Tatsächlich war es eklatant, wie viele Unzulänglichkeiten sich die Spieler des Meisters zuschulden kommen ließen. Wie geprügelte Hunde schlichen sie vom Rasen des Stade Vélodrome, schwer beladen mit einer Niederlage, die an Deutlichkeit nichts zu wünschen übrig ließ. „Niemals“, gab Mats Hummels zu Protokoll, „hätten wir dieses Spiel verlieren dürfen. Aber das interessiert am Ende keinen Menschen, weil wir hier eine Klatsche kriegen.“ Das beurteilte sein sportlicher Vorgesetzter ähnlich: „Dass wir mehr Ballbesitz haben, mehr laufen und mehr Chancen kreieren, spricht für uns“, sagte Klopp: „Aber am Ende verlieren wir hoch, und das ist allein unsere Schuld.“

Was war passiert in der Provence, dass die Borussia einen solch frustrierenden Champions-League-Abend erleiden musste? Die Gründe für das Debakel waren an beiden Enden des Spielfelds zu finden. Vorn versäumte es der BVB, eine Vielzahl an hochkarätigen Einschussmöglichkeiten zu nutzen, und in der Defensivabteilung unterliefen den Männern in Schwarz-Gelb solch haarsträubende Fehler, dass ein wahrlich nicht überragender Gegner einen klaren Sieg davontragen konnte. Borussia hatte in der schwarzen Nacht von Marseille eine ganze Reihe von tragischen Helden, die sämtlich eine Teilschuld auf sich luden. Zum Beispiel Subotic, der beim 0:1 ohne Not ausrutschte und damit Platz machte für den Treffer des überragenden Ghanaers André Ayew. Oder Hummels, der seinem Kontrahenten Loïc Remy den Ball vorm zweiten Treffer mit einem stümperhaften Kopfball maßgerecht in den Lauf legte. Oder Lukasz Piszczek, der den Ball wie ein Schüler vertändelte, sodass Sebastian Kehl einen Elfmeter verursachte, den Ayew zur Entscheidung nutzte.
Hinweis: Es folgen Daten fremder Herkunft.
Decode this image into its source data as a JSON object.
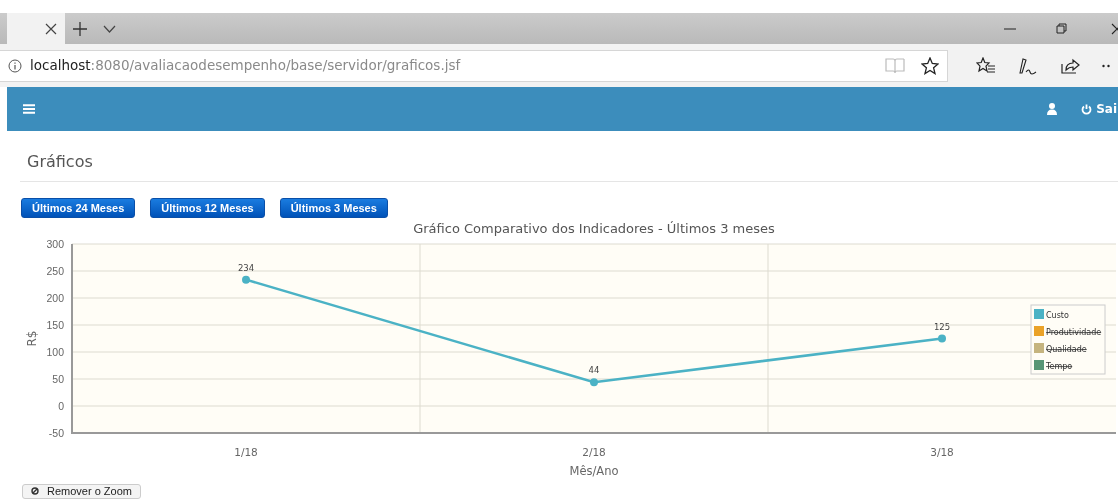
{
  "browser": {
    "url_host": "localhost",
    "url_path": ":8080/avaliacaodesempenho/base/servidor/graficos.jsf"
  },
  "navbar": {
    "logout_label": "Sai"
  },
  "page": {
    "title": "Gráficos"
  },
  "period_buttons": [
    {
      "label": "Últimos 24 Meses"
    },
    {
      "label": "Últimos 12 Meses"
    },
    {
      "label": "Últimos 3 Meses"
    }
  ],
  "chart_data": {
    "type": "line",
    "title": "Gráfico Comparativo dos Indicadores - Últimos 3 meses",
    "xlabel": "Mês/Ano",
    "ylabel": "R$",
    "categories": [
      "1/18",
      "2/18",
      "3/18"
    ],
    "ylim": [
      -50,
      300
    ],
    "yticks": [
      -50,
      0,
      50,
      100,
      150,
      200,
      250,
      300
    ],
    "data_labels": true,
    "grid": true,
    "series": [
      {
        "name": "Custo",
        "color": "#4bb2c5",
        "marker": "circle",
        "values": [
          234,
          44,
          125
        ]
      },
      {
        "name": "Produtividade",
        "color": "#eaa228",
        "values": [
          null,
          null,
          null
        ]
      },
      {
        "name": "Qualidade",
        "color": "#c5b47f",
        "values": [
          null,
          null,
          null
        ]
      },
      {
        "name": "Tempo",
        "color": "#579575",
        "values": [
          null,
          null,
          null
        ]
      }
    ]
  },
  "legend": [
    {
      "hidden": false
    },
    {
      "hidden": true
    },
    {
      "hidden": true
    },
    {
      "hidden": true
    }
  ],
  "zoom_button": {
    "label": "Remover o Zoom"
  }
}
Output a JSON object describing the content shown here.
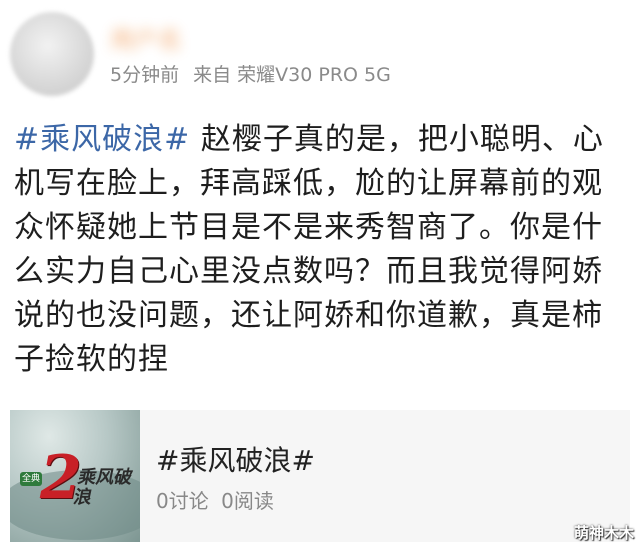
{
  "header": {
    "username": "用户名",
    "time": "5分钟前",
    "source": "来自 荣耀V30 PRO 5G"
  },
  "post": {
    "hashtag": "#乘风破浪#",
    "text": " 赵樱子真的是，把小聪明、心机写在脸上，拜高踩低，尬的让屏幕前的观众怀疑她上节目是不是来秀智商了。你是什么实力自己心里没点数吗？而且我觉得阿娇说的也没问题，还让阿娇和你道歉，真是柿子捡软的捏"
  },
  "topic_card": {
    "thumb_badge": "全典",
    "thumb_number": "2",
    "thumb_logo": "乘风破浪",
    "title": "#乘风破浪#",
    "discussions": "0讨论",
    "reads": "0阅读"
  },
  "watermark": "萌神木木",
  "colors": {
    "hashtag": "#3c67a7",
    "meta": "#8a8a8a",
    "card_background": "#f6f6f6"
  },
  "icons": {
    "avatar": "blurred-avatar"
  }
}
Zu solch schlimmen Fehlleistungen in der Rückwärtsbewegung kam ein geradezu fahrlässiger Umgang mit besten Chancen. Vor allem Mario Götze versäumte es, die Dinge in eine andere Richtung zu drehen. In der ersten Halbzeit scheiterte der Jung-Nationalspieler mit einer erstklassigen Chance, und nach dem Seitenwechsel brachte der 19-Jährige das Kunststück fertig, den Ball freistehend aus drei Metern an den Pfosten zu schieben. Bei einer Jugendmannschaft wären solche Aussetzer ja noch verzeihlich, bei Profis, die sich in der Champions League bewähren wollen, sind sie unverzeihlich.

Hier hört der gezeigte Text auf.